The exhibition includes a series of photographic artworks titled The Face That Your Face Feels, 2021. Working closely with SFNS patients – William Maish and Susan Andrews, and Dr Susan Coulson, McEwan has created ten portraits of Maish and Andrews faces projected onto Dr Coulson’s hands. Belonging to the nervous system, our nerves are highly complex electrical transmitters sending messages though the body. Damaged nerves play to a range of peculiar behaviours, such as pushing and pulling, vibrating and pulsating, under and on the surface of skin causing both visual and sensorial activity and pain. These portraits emanate a deep sense of doctor to patient care and seek to bring understanding to the physical, emotional and medical experiences of people living with facial nerve damage. “It’s almost like being a puppet, the strings are being pulled tighter on one side and they’re going upwards, they’re being pulled up, but I want to pull them down. I’m being pulled in all these different directions internally,” explains Andrews.

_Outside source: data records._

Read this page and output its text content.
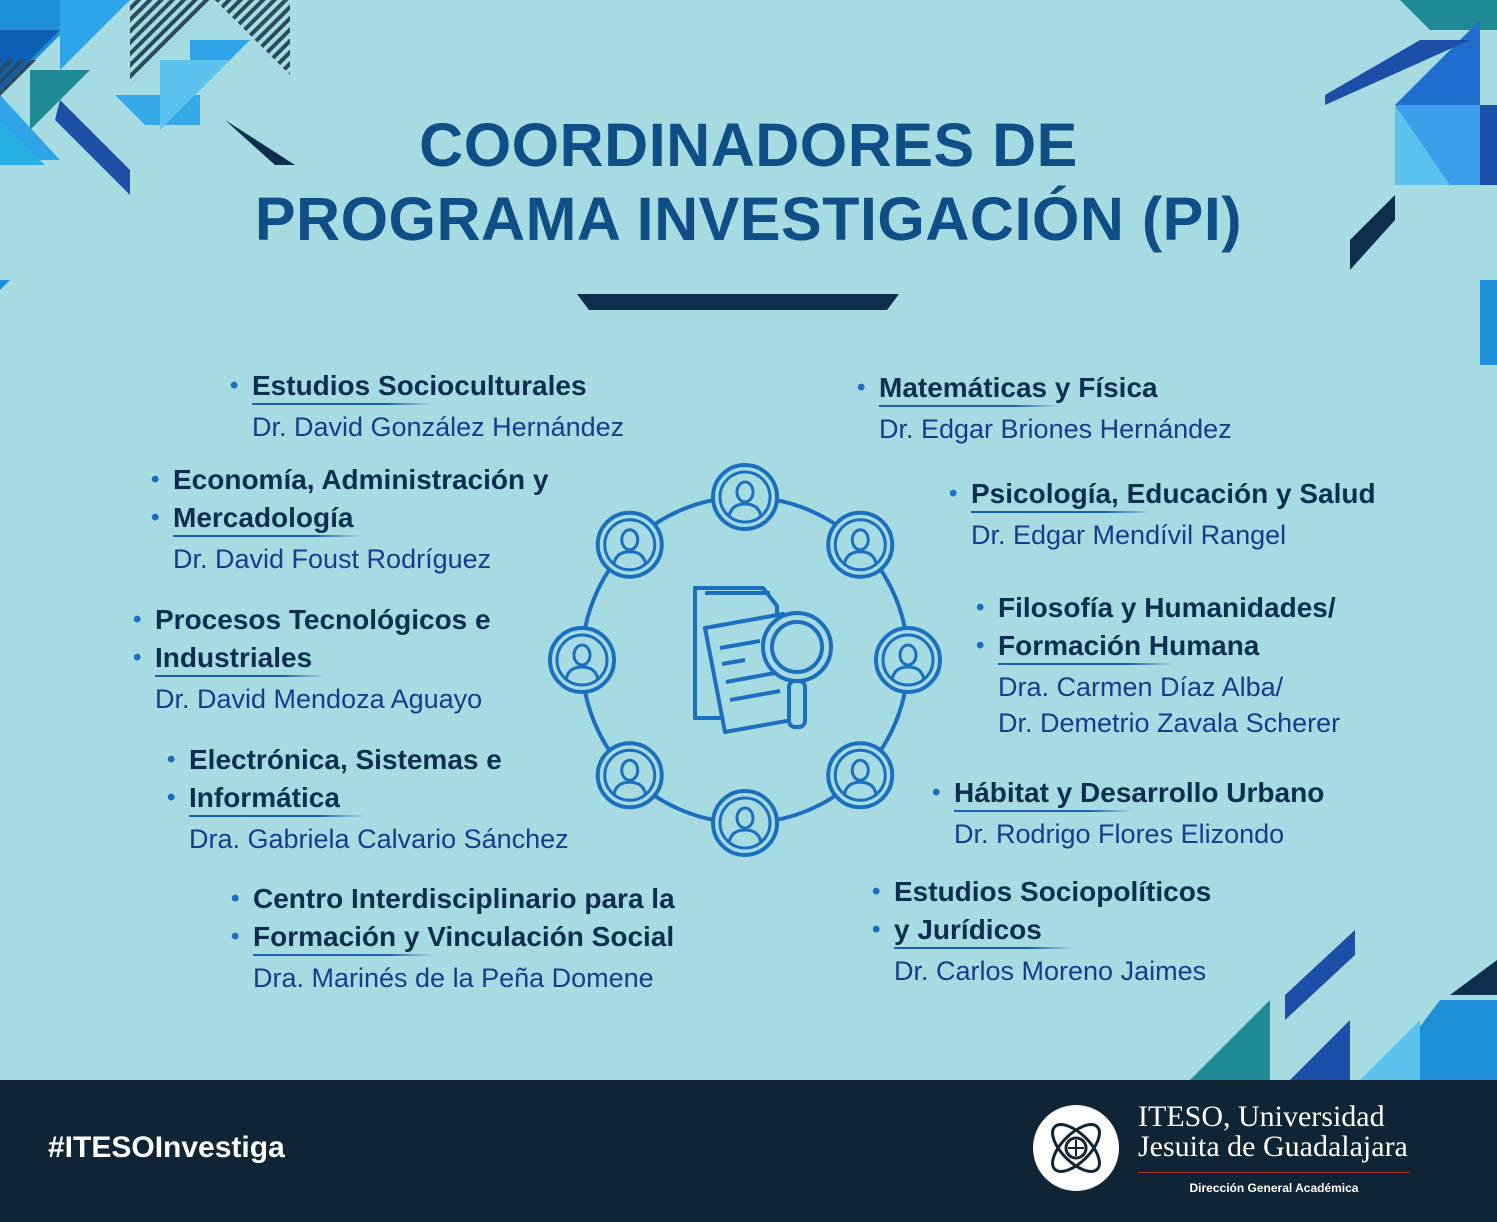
COORDINADORES DE
PROGRAMA INVESTIGACIÓN (PI)

• Estudios Socioculturales

Dr. David González Hernández

• Economía, Administración y

• Mercadología

Dr. David Foust Rodríguez

• Procesos Tecnológicos e

• Industriales

Dr. David Mendoza Aguayo

• Electrónica, Sistemas e

• Informática

Dra. Gabriela Calvario Sánchez

• Centro Interdisciplinario para la

• Formación y Vinculación Social

Dra. Marinés de la Peña Domene

• Matemáticas y Física

Dr. Edgar Briones Hernández

• Psicología, Educación y Salud

Dr. Edgar Mendívil Rangel

• Filosofía y Humanidades/

• Formación Humana

Dra. Carmen Díaz Alba/

Dr. Demetrio Zavala Scherer

• Hábitat y Desarrollo Urbano

Dr. Rodrigo Flores Elizondo

• Estudios Sociopolíticos

• y Jurídicos

Dr. Carlos Moreno Jaimes

#ITESOInvestiga
ITESO, Universidad
Jesuita de Guadalajara
Dirección General Académica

Installation view, Face to Face: The New Normal in Wagga Wagga Art Gallery, 2022. Courtesy the artist and Wagga Wagga Art Gallery, new South Wales

McEwan is also Artistic Director of The Cad Factory, which he co-founded and runs with his wife, artist Sarah McEwan. The Cad Factory is an artist-led organisation inspired to create an international program of immersive and experimental works guided by authentic exchange, ethical principles, people and place. McEwan is the curator of the Tamworth Textiles Triennial, a three-year travelling exhibition, and in 2023 will be showcasing photographic and video works in a touring exhibition titled Haunting beginning at The National Museum of Australia.

Wagga Wagga Art Gallery is located in southeastern New South Wales and is open Tuesday to Saturday, 10am to 4pm and Sunday, 10am to 2pm.